HA IMPIEGATO più di quindici giorni, ma, alla fine, Antonio Acerbo, sub-commissario delegato del Padiglione Italia di Expo, ha maturato la decisione giusta: si è ora autosospeso anche da questo incarico «per poter meglio e più speditamente definire la sua posizione processuale». L’ingegnere era stato indagato per corruzione e turbativa d’asta. Immediatamente, il commissario, Giuseppe Sala, l’aveva allontanato da vice dell’Esposizione, ma, con un compromesso all’italiana, l’aveva, invece, lasciato in sella alla guida del Padiglione che è la nostra vetrina agli occhi del mondo. Il “Giorno” denunciò subito l’assurdità di una scelta parziale e un po’ pasticciata. In effetti, non era certamente il massimo che l’anfitrione del maxi-edificio tricolore fosse, in qualche modo, implicato in un’inchiesta giudiziaria: cosa avrebbero pensato gli osservatori stranieri? Scrivemmo: «La grande kermesse del 2015 è un’occasione irripetibile per Milano e la Lombardia intera; è l’inizio di un nuovo rinascimento ambrosiano: non ci debbono essere macchie in questo cammino di riscossa».

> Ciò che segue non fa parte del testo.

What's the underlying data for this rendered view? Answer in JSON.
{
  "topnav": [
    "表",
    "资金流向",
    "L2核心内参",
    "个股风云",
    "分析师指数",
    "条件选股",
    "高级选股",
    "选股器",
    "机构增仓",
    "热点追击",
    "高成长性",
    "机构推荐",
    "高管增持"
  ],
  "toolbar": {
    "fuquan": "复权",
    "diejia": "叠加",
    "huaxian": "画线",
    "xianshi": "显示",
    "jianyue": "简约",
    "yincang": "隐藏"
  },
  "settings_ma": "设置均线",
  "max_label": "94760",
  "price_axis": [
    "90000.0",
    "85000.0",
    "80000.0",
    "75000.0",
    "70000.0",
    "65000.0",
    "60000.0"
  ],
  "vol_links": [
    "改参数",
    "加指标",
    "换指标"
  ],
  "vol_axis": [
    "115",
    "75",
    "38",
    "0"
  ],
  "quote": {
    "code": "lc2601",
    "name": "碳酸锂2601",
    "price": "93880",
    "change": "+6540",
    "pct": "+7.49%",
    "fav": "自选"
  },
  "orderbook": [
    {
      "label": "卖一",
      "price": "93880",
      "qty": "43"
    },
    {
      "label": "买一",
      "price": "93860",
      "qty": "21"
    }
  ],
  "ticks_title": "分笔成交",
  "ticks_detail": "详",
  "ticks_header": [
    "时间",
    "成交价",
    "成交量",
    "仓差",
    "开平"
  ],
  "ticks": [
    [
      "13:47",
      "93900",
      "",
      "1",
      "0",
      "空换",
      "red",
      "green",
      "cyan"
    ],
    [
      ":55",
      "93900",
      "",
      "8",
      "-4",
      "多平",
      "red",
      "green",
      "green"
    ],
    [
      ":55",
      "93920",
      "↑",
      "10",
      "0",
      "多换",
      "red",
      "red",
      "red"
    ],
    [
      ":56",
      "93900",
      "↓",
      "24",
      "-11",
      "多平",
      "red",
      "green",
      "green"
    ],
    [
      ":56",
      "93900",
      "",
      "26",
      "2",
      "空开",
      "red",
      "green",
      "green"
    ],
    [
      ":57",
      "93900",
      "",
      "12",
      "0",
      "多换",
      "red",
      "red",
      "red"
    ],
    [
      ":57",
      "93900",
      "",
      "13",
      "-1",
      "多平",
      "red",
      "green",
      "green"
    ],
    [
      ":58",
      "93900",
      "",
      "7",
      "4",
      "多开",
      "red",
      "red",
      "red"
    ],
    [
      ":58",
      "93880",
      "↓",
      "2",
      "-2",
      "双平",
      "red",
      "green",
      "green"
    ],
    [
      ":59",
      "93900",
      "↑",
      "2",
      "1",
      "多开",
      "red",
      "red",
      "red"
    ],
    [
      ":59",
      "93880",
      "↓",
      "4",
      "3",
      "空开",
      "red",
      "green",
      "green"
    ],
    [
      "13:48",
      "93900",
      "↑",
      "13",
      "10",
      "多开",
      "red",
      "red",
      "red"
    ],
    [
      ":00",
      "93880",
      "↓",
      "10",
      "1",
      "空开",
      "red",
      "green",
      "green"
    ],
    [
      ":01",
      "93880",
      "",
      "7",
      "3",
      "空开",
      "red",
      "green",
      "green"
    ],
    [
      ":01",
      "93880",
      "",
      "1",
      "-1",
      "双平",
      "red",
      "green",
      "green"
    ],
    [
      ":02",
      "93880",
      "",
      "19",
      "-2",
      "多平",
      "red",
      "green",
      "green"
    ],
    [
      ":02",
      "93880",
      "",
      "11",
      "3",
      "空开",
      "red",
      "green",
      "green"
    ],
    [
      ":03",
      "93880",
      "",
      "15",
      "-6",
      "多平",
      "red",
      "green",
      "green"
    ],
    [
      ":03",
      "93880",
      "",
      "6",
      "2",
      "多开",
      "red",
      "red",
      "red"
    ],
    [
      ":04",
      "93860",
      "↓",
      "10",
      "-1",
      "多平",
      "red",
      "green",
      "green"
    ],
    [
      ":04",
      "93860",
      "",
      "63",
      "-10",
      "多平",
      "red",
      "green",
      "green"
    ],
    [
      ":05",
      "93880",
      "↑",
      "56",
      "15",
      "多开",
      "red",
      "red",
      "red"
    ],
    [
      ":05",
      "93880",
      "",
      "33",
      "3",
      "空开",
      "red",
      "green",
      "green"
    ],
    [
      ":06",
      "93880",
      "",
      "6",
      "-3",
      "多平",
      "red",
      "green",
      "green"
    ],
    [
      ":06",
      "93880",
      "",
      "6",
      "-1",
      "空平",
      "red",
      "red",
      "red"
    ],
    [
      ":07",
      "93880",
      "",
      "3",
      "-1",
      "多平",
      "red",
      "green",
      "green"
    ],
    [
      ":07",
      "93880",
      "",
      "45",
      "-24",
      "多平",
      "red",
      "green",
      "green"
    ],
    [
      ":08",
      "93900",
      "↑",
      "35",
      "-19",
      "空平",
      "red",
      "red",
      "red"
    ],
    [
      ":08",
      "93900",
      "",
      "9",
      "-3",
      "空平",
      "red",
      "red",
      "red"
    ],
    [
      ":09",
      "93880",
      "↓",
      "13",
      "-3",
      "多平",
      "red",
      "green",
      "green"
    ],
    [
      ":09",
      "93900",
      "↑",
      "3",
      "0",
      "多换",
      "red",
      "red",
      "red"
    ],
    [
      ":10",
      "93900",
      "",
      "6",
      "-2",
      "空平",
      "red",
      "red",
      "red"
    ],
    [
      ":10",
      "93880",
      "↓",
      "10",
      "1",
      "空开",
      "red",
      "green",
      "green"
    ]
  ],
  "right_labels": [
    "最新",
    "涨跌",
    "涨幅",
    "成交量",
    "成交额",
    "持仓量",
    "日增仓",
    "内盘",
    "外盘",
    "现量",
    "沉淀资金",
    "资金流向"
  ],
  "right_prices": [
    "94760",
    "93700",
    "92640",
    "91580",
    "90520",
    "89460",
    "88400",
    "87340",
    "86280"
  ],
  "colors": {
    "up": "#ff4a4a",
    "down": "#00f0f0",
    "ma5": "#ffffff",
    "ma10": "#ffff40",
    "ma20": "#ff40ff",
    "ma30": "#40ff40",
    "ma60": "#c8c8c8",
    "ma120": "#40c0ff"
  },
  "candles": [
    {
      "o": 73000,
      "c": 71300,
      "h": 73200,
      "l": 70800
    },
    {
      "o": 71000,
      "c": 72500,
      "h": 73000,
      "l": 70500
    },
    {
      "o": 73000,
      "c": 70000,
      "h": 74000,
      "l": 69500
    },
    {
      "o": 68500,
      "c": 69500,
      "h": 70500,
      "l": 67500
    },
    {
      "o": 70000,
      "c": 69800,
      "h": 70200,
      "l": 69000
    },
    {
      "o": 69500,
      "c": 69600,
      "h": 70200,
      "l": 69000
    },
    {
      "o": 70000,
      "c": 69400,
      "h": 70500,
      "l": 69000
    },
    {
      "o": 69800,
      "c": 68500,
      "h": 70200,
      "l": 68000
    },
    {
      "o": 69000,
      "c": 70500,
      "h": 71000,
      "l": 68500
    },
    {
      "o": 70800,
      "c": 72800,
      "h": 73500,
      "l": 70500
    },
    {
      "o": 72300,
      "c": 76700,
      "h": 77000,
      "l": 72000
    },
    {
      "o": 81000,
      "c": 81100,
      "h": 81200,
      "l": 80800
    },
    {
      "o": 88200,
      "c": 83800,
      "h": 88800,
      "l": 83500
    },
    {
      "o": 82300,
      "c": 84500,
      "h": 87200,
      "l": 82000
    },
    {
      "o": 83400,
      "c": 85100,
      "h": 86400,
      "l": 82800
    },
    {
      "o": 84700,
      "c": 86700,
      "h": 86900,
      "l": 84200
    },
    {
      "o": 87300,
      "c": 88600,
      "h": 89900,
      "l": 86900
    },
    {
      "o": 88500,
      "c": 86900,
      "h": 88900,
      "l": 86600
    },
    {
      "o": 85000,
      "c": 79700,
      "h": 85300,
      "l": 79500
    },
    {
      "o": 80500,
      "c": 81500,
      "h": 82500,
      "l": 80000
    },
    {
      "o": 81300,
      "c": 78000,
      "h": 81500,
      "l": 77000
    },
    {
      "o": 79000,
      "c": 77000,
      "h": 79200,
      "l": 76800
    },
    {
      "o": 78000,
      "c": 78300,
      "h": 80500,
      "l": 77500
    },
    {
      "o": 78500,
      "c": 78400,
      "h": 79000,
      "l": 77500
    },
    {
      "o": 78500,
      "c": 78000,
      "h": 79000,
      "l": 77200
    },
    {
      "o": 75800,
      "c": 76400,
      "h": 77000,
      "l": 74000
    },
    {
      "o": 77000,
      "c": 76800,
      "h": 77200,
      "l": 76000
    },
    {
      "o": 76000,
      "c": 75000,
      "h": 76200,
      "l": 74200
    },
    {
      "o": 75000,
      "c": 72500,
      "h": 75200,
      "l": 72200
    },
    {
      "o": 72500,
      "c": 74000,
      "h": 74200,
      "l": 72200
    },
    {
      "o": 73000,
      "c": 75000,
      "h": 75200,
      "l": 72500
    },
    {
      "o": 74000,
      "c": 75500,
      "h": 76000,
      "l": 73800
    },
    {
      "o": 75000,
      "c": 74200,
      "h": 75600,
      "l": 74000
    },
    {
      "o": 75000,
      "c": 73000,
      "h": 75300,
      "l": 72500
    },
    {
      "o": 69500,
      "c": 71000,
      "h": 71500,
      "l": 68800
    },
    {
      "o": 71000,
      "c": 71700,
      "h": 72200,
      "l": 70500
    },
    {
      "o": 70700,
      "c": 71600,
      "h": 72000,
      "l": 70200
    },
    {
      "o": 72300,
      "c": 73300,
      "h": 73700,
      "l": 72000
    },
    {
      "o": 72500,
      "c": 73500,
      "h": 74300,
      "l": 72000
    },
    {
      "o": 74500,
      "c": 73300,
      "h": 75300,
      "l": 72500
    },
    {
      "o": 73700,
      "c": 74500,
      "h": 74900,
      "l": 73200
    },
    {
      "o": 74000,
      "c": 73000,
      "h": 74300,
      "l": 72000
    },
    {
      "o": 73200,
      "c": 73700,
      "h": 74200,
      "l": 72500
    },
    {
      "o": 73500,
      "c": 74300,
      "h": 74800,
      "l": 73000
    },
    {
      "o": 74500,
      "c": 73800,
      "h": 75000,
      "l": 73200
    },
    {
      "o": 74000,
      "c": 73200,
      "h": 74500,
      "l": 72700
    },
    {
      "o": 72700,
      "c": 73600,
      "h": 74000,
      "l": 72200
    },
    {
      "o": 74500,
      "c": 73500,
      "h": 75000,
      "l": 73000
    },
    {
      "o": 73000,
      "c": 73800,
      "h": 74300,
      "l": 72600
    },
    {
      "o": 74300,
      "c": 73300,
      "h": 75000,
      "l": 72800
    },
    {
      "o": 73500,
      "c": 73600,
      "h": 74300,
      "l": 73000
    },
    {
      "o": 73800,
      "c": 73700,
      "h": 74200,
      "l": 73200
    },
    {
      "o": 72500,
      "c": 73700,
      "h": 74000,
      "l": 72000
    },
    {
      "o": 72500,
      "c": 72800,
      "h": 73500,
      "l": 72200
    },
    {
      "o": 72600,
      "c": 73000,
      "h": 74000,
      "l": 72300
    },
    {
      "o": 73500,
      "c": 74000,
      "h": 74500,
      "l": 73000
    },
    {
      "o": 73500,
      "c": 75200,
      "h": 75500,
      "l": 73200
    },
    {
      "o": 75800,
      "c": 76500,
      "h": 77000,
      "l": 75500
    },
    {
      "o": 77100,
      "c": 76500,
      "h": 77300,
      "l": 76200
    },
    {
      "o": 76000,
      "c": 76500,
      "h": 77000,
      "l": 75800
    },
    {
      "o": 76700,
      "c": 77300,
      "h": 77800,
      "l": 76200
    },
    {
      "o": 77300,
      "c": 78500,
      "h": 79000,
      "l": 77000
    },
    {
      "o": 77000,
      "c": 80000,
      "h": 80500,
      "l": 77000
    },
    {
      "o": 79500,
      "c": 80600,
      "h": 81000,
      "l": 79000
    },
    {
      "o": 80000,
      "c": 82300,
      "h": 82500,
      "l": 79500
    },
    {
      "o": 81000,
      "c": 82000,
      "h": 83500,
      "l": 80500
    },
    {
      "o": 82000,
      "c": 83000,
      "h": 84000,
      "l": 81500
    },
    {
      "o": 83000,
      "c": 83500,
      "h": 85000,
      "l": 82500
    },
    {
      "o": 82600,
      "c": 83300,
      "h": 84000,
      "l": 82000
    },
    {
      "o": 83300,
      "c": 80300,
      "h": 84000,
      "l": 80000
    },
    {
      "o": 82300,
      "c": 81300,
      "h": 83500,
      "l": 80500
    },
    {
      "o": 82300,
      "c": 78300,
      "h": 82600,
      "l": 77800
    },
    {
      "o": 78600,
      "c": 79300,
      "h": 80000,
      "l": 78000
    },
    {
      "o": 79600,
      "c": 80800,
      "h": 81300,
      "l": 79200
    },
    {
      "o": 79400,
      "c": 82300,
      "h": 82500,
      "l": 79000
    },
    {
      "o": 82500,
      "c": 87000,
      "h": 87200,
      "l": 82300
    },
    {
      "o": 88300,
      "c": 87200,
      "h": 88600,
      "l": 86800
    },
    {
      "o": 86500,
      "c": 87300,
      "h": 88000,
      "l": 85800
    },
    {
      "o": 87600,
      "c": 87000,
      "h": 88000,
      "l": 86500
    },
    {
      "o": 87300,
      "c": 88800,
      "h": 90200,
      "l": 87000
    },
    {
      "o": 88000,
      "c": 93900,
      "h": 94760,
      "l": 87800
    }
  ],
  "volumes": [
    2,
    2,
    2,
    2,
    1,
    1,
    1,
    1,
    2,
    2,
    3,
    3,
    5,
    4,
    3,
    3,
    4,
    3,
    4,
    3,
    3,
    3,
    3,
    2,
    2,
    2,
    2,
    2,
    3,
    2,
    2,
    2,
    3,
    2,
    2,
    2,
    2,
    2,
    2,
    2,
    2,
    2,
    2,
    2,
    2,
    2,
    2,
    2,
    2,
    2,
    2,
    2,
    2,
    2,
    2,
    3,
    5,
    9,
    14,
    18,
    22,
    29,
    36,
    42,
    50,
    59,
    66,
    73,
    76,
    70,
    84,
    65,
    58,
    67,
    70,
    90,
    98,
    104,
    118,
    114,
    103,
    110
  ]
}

Immaginavamo che il “forfait” di Acerbo avvenisse all’indomani, è arrivato con due settimane di ritardo. È proprio il caso di dire: non è mai troppo tardi. Mi chiedo anche: cosa ne pensa, adesso, Sala? Il 18 settembre, il commissario sostenne la necessità che l’ingegnere restasse al suo posto considerando “le emergenze del momento”. Penso, invece, che, con questi indugi, si siano persi altri 20 giorni. Tocchiamo ferro.